Beat by beat
A term at St Elowen’s
A boarding school is not really a place. It is a year, with a shape, kept the same on purpose so that a girl always knows roughly where she is in it. A visitor who comes back in the spring will find a different school from the one she left in the autumn, and that is deliberate too.
- Arrival
- The drive, the trunks, Matron and the name-tapes, the dormitory, and the terrible first night.
- The first days
- Getting lost. Lessons. The maze of the house. The raw second morning, which is somehow worse than the first.
- The Welcome Feast
- A procession of food designed to make a child hungry. The founding legend, read by the head girl. The school song. And the Star of Promise, hidden in the pudding.
- The rhythm of term
- Chapel and the Latin grace. Prep. Lock-up. Bounds. House points, posted on the board every Friday, in green, amber and scarlet.
- Letter day
- Every Sunday, the whole school writes home, and no girl is excused. And because there is no Sunday post in England, a letter that comes on a Saturday must be carried about in a pocket for a whole day, unopened, like a secret.
- The hockey match
- Against Bramblehurst.
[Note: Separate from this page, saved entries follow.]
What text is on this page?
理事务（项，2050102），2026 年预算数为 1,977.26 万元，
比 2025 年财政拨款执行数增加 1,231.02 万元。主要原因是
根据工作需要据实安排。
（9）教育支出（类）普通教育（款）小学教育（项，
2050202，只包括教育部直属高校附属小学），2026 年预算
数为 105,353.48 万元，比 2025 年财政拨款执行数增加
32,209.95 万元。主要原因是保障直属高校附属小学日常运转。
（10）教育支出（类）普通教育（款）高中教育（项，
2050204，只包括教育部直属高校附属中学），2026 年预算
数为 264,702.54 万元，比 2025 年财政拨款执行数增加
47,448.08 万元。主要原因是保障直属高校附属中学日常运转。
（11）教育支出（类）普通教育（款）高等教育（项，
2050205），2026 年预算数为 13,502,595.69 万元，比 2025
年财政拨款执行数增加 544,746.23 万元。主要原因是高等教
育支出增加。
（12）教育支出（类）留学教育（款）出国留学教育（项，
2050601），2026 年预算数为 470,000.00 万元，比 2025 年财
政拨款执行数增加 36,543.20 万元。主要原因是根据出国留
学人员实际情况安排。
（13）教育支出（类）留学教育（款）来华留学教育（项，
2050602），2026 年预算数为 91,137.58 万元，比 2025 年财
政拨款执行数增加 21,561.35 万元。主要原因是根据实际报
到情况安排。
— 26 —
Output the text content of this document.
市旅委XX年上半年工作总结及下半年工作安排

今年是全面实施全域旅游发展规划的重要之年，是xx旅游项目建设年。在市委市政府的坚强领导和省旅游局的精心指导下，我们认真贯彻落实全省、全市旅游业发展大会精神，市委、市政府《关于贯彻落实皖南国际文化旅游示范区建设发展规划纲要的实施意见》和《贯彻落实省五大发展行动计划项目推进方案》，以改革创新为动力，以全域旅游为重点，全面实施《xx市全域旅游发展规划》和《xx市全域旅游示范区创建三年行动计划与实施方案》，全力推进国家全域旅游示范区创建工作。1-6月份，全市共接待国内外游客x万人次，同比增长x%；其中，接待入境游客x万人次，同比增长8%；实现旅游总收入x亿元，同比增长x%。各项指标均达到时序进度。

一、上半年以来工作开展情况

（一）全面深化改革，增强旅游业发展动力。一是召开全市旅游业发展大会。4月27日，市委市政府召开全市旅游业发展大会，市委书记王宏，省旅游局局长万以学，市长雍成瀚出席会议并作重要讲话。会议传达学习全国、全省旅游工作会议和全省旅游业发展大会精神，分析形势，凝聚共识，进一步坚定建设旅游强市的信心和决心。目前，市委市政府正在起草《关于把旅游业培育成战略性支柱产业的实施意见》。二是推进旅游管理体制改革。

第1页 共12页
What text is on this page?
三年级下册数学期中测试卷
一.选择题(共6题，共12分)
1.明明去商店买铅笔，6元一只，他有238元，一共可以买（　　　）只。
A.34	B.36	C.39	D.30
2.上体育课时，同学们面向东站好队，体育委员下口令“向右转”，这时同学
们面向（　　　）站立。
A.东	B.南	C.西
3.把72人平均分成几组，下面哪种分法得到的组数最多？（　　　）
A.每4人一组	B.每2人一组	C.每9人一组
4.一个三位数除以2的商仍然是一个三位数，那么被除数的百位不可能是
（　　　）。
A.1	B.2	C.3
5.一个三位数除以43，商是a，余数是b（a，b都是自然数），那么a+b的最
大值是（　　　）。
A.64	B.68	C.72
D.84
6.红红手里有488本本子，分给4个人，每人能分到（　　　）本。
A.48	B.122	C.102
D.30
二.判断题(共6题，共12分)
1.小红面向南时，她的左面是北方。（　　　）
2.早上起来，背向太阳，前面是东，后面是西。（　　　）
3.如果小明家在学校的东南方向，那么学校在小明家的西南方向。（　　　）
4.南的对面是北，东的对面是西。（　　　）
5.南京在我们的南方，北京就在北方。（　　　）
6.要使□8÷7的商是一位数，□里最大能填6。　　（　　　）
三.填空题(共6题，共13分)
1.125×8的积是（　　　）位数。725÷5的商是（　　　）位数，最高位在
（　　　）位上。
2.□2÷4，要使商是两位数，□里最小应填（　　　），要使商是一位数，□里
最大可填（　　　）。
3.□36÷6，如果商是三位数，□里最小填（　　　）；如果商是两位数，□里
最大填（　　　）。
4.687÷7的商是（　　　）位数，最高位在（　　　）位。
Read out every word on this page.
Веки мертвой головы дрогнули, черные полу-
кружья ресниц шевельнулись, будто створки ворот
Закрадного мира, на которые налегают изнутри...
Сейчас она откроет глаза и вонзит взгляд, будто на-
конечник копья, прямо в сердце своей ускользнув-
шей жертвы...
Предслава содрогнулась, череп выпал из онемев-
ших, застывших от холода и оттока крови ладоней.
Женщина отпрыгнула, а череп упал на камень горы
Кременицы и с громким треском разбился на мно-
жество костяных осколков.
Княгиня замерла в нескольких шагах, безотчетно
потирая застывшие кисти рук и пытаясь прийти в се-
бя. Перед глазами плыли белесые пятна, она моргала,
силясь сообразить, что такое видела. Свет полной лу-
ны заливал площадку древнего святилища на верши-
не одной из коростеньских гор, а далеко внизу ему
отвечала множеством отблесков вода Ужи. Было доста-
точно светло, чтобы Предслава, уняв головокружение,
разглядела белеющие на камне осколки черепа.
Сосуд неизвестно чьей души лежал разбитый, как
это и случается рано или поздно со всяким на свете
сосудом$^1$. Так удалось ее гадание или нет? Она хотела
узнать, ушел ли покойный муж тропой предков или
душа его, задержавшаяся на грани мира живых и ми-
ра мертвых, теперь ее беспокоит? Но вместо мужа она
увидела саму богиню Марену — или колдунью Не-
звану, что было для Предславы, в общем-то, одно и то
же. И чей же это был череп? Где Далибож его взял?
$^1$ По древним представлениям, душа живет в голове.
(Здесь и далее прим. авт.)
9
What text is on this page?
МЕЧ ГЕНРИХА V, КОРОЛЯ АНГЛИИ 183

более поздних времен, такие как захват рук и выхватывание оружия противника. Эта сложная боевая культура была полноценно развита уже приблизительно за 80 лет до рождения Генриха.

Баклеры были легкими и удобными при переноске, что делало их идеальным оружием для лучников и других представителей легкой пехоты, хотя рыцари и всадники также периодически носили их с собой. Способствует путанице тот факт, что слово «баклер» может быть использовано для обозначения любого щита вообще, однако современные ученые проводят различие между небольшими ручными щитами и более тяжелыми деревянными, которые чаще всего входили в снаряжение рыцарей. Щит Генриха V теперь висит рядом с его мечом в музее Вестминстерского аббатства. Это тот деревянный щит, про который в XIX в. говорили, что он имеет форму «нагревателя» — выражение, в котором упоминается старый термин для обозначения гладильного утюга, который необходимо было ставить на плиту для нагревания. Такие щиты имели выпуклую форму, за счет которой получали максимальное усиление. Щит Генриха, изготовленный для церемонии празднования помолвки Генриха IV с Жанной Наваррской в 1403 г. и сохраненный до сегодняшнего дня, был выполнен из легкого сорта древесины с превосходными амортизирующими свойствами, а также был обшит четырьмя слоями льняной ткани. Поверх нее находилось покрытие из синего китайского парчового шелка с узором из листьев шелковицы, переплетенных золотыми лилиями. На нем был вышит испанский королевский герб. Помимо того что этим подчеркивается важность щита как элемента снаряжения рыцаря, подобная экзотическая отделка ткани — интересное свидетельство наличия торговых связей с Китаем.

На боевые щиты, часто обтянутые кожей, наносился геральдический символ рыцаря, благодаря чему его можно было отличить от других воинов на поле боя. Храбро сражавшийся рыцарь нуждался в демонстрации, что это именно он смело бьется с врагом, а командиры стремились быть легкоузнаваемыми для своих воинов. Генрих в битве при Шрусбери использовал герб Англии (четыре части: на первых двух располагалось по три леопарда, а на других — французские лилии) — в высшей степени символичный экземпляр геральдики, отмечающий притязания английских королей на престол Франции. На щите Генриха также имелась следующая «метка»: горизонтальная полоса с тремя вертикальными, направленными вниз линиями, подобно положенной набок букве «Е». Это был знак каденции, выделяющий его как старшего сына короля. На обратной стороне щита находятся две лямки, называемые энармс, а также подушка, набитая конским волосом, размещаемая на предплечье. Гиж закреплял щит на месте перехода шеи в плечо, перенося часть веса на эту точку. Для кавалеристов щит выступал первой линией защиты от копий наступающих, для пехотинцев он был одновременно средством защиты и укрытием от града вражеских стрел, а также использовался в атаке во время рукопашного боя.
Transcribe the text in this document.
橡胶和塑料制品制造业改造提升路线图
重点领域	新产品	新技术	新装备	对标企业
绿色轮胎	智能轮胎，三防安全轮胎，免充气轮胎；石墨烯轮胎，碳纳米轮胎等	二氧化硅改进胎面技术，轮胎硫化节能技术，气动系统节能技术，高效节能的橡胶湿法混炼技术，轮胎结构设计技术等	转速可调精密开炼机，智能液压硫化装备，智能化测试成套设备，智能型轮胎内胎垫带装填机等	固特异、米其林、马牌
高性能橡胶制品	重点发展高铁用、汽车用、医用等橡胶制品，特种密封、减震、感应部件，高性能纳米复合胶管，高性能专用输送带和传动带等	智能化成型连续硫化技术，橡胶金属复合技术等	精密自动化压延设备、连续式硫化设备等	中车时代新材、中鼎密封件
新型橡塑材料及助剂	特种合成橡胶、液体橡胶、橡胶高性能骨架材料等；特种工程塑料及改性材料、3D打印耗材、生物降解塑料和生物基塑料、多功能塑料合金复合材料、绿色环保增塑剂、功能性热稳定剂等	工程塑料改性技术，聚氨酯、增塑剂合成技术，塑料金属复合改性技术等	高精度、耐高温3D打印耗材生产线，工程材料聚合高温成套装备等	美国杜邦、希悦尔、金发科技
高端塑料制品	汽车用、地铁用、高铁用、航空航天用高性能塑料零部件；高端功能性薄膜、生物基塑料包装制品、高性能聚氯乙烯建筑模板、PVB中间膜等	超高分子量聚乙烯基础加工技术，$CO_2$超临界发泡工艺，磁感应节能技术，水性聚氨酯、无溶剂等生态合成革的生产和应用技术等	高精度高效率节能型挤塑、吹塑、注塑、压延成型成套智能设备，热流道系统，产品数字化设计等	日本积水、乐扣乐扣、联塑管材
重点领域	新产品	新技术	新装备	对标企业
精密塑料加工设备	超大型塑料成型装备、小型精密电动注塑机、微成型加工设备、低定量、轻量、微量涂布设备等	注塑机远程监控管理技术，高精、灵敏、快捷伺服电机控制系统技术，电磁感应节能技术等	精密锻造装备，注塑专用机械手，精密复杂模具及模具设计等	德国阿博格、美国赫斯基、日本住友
The Duke touched for luck on the way out. We play beautifully, and we shake hands, and we do not always win.
- Half Term
- St Elowen’s does not send its girls home. It holds a Visiting Day instead: tours, free time, a concert, and parents’ tea. The girls whose families cannot come are quietly folded into the families who did.
- The Autumn Fair
- Stalls, a three-legged race, a tug-of-war against the village (the village wins), and an art competition.
- The Lantern Parade
- The most beautiful thing in the school year. Hundreds of lanterns, by house, in house colours, processing from the Great Hall down into the Pinetum at dusk.
- Going-home day
- Name-tapes. Trunk inventories. Matron’s list, which develops opinions. And one lost games shoe, found in the coal scuttle.
- The House Cup
- Presented on the last day of the summer term. Oak has held it three years running. Elm would very much like it back.
It is the Michaelmas Term at St Elowen’s.
Which, if you were wondering, is the autumn one.